Proposed new Queensland youth justice laws aimed to improve community safety will not keep the community safer.

QCOSS CEO Aimee McVeigh said the removal of detention as a last resort from the Youth Justice Act is an irresponsible smoke screen because Queensland already detains more children than any other jurisdiction in Australia.

“While our watch houses are full of children as young as 10, we have the highest rate of recidivism. Children are being jammed into crowded cells and experiencing appalling treatment,” Ms McVeigh said.

“The evidence is clear. Detaining young children is likely to lead to further offending behaviour.”

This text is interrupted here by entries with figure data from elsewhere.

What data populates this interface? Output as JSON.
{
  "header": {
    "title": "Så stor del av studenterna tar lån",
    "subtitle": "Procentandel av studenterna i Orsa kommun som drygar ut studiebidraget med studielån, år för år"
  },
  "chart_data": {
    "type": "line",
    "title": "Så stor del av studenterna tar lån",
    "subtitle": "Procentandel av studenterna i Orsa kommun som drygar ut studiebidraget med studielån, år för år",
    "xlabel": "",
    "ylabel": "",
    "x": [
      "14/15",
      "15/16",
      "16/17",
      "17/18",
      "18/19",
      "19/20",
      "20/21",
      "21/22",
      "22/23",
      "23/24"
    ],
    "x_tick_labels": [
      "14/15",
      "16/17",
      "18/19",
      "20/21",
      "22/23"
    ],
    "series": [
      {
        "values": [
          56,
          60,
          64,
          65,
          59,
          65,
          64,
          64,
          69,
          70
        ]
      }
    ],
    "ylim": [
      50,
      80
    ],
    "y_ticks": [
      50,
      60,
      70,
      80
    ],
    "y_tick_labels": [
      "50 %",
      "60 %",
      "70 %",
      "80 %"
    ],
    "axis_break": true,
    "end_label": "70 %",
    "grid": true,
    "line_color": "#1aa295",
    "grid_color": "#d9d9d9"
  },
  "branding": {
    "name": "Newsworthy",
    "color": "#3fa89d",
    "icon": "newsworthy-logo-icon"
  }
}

Against a backdrop of tens of thousands of people taking to the streets over the weekend demanding action on domestic and family violence, the last thing Queensland needs is a Community Safety Plan that fails to respond to the root causes of youth crime.

More than half of the children involved in the youth justice system have been impacted by domestic and family violence.

“Queensland does not need competition between chest-beating leaders. We need policies and reform that reflects the evidence that domestic and family violence is a direct cause of youth crime.”

Rather than focus on removing younger children from the criminal justice system and cracking down on violence against women and children, the Community Safety Plan will pump more vulnerable children into an overwhelmed system.

“Greater focus on apprehending and detaining young people, some as young as 10 and 11 years-old, will further exacerbate catastrophic outcomes in an already over-crowded youth justice system.”

Measures like fitting young people with GPS trackers have not proven to be effective in keeping the community safe.

“These measures have been tried and have not worked. The expansion of GPS trackers treats vulnerable children as guinea pigs, a test group for bad policy made on the run,” Ms McVeigh said.